Vulgarisation, pouvoir et ignorance : les enjeux politiques du savoir scientifique

La science n’est jamais neutre. Elle n’est pas un bloc de vérité posé au dessus du monde social : elle circule, elle s’interprète, elle se raconte. Et dès qu’elle se raconte, elle entre dans le champ politique.

Non pas parce que les chercheurs seraient partisans, mais parce que le savoir est un outil de pouvoir — de légitimation, d’influence, d’orientation des décisions collectives.

Dans un contexte de défiance généralisée, de réseaux sociaux saturés et de controverses instrumentalisées, la question n’est plus seulement “comment vulgariser la science ?” mais “qui vulgarise, pour quoi faire, et avec quelles conséquences ?”

1- La science comme outil d’autorité

« Le savoir, c’est le pouvoir. » — Francis Bacon

La vulgarisation peut devenir un instrument de légitimation.
Certains acteurs politiques se présentent comme les médiateurs indispensables entre un savoir complexe et un public supposé incapable de l’appréhender seul.
Le message implicite : “Je comprends la science, laissez moi vous l’expliquer.”

Ce modèle descendant crée un risque :

  • une forme de paternalisme scientifique, où la vulgarisation ne libère pas mais assigne.

2- La science comme outil de consentement

« Ce qui est simple est toujours faux.

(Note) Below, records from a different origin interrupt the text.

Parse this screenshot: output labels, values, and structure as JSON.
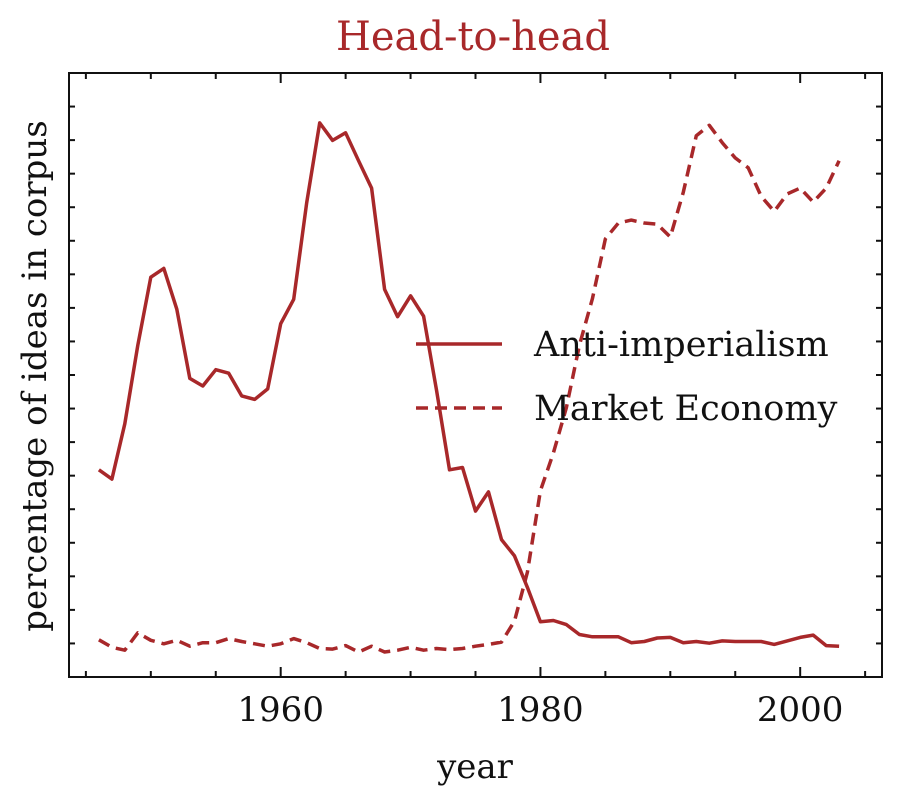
{
  "chart_data": {
    "type": "line",
    "title": "Head-to-head",
    "xlabel": "year",
    "ylabel": "percentage of ideas in corpus",
    "xlim": [
      1943.7,
      2006.3
    ],
    "ylim": [
      0,
      1
    ],
    "xticks": [
      1960,
      1980,
      2000
    ],
    "y_tick_labels_shown": false,
    "color": "#a8282a",
    "legend_position": "center-right",
    "x": [
      1946,
      1947,
      1948,
      1949,
      1950,
      1951,
      1952,
      1953,
      1954,
      1955,
      1956,
      1957,
      1958,
      1959,
      1960,
      1961,
      1962,
      1963,
      1964,
      1965,
      1966,
      1967,
      1968,
      1969,
      1970,
      1971,
      1972,
      1973,
      1974,
      1975,
      1976,
      1977,
      1978,
      1979,
      1980,
      1981,
      1982,
      1983,
      1984,
      1985,
      1986,
      1987,
      1988,
      1989,
      1990,
      1991,
      1992,
      1993,
      1994,
      1995,
      1996,
      1997,
      1998,
      1999,
      2000,
      2001,
      2002,
      2003
    ],
    "series": [
      {
        "name": "Anti-imperialism",
        "style": "solid",
        "values": [
          0.356,
          0.34,
          0.435,
          0.57,
          0.687,
          0.702,
          0.632,
          0.513,
          0.5,
          0.528,
          0.522,
          0.483,
          0.477,
          0.495,
          0.607,
          0.649,
          0.815,
          0.952,
          0.922,
          0.935,
          0.887,
          0.84,
          0.666,
          0.619,
          0.655,
          0.62,
          0.493,
          0.356,
          0.36,
          0.285,
          0.318,
          0.236,
          0.208,
          0.154,
          0.095,
          0.097,
          0.09,
          0.073,
          0.069,
          0.069,
          0.069,
          0.059,
          0.061,
          0.067,
          0.068,
          0.059,
          0.061,
          0.058,
          0.062,
          0.061,
          0.061,
          0.061,
          0.056,
          0.062,
          0.068,
          0.072,
          0.054,
          0.053
        ]
      },
      {
        "name": "Market Economy",
        "style": "dashed",
        "values": [
          0.064,
          0.051,
          0.046,
          0.076,
          0.063,
          0.057,
          0.063,
          0.053,
          0.059,
          0.059,
          0.066,
          0.061,
          0.057,
          0.053,
          0.057,
          0.066,
          0.059,
          0.049,
          0.048,
          0.054,
          0.043,
          0.053,
          0.043,
          0.046,
          0.051,
          0.046,
          0.049,
          0.047,
          0.049,
          0.053,
          0.056,
          0.06,
          0.096,
          0.18,
          0.32,
          0.385,
          0.463,
          0.57,
          0.65,
          0.753,
          0.78,
          0.785,
          0.78,
          0.778,
          0.756,
          0.833,
          0.93,
          0.948,
          0.918,
          0.892,
          0.875,
          0.826,
          0.8,
          0.83,
          0.84,
          0.816,
          0.84,
          0.887
        ]
      }
    ]
  }
}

Ce qui ne l’est pas est inutilisable. » — Paul Valéry

La vulgarisation peut aussi servir à orienter l’opinion.
En sélectionnant les résultats mis en avant, en gommant les incertitudes, en simplifiant les controverses, certains discours transforment la science en outil de persuasion.

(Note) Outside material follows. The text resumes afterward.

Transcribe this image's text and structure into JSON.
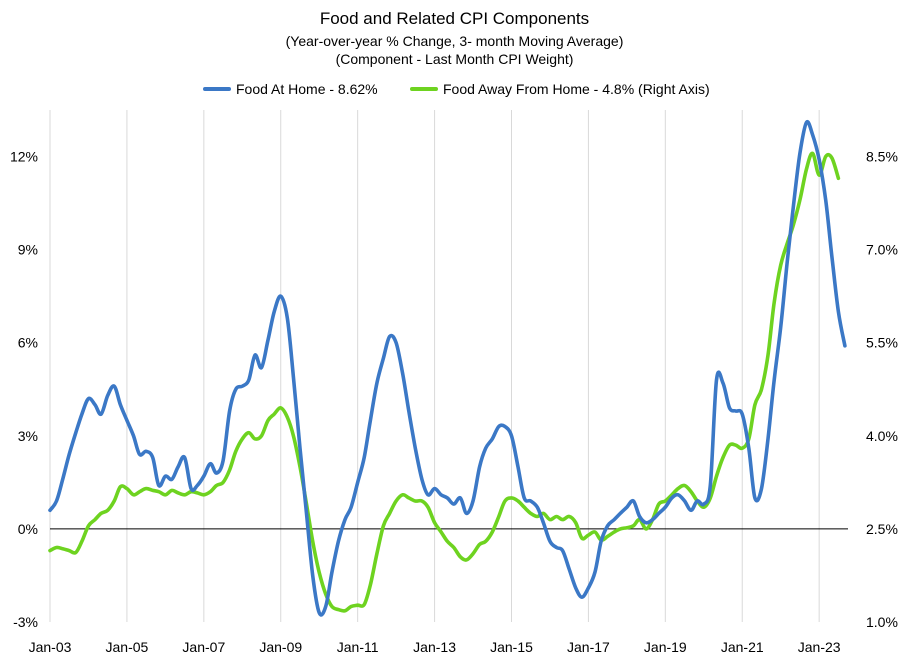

Des sujets comme les OGM, le nucléaire, les vaccins ou le climat montrent à quel point la présentation du savoir peut influencer l’acceptation sociale d’une décision.

3- La science comme cible de disqualification

« Le problème de l’humanité est que les ignorants sont sûrs d’eux et les sages pleins de doutes. » — Bertrand Russell

À l’inverse, la vulgarisation peut être utilisée pour affaiblir la science.
C’est le principe de la contre vulgarisation :

  • produire des discours pseudo scientifiques,
  • amplifier des controverses marginales,
  • présenter des désaccords mineurs comme des débats fondamentaux.

Le but n’est pas d’expliquer, mais de déstabiliser.

4- L’agnotologie : la fabrique de l’ignorance

« La science doit commencer par des mythes et la critique des mythes. » — Karl Popper

L’agnotologie étudie la production culturelle de l’ignorance.
Elle montre que l’ignorance n’est pas seulement un manque de savoir, elle peut être :

  • produite,
  • entretenue,
  • organisée.

Un grand classique est celui de l’industrie du tabac, qui a financé des études biaisées pour semer le doute sur la nocivité du produit.

5- La citoyenneté scientifique à l’ère de la défiance

« La science, dans son besoin d’achèvement, s’oppose absolument à l’opinion. » — Gaston Bachelard

Aujourd’hui, la question n’est plus seulement de transmettre la science, mais de reconstruire la confiance.

Les citoyens ne veulent plus seulement recevoir des explications :

  • ils veulent comprendre les incertitudes,
  • voir les débats internes,
  • accéder aux sources,
  • participer aux discussions.

La citoyenneté scientifique ne consiste plus à “croire la science”, mais à comprendre comment elle se construit.

Conclusion

Science et politique ne sont pas deux mondes séparés.
La manière dont nous racontons la science influence la manière dont nous décidons collectivement.
La vulgarisation peut éclairer, émanciper, ouvrir des possibles — ou au contraire simplifier, masquer, instrumentaliser.

La question n’est donc pas seulement “comment mieux vulgariser ?”
mais “comment rendre la science intelligible sans la déformer, et accessible sans la manipuler ?”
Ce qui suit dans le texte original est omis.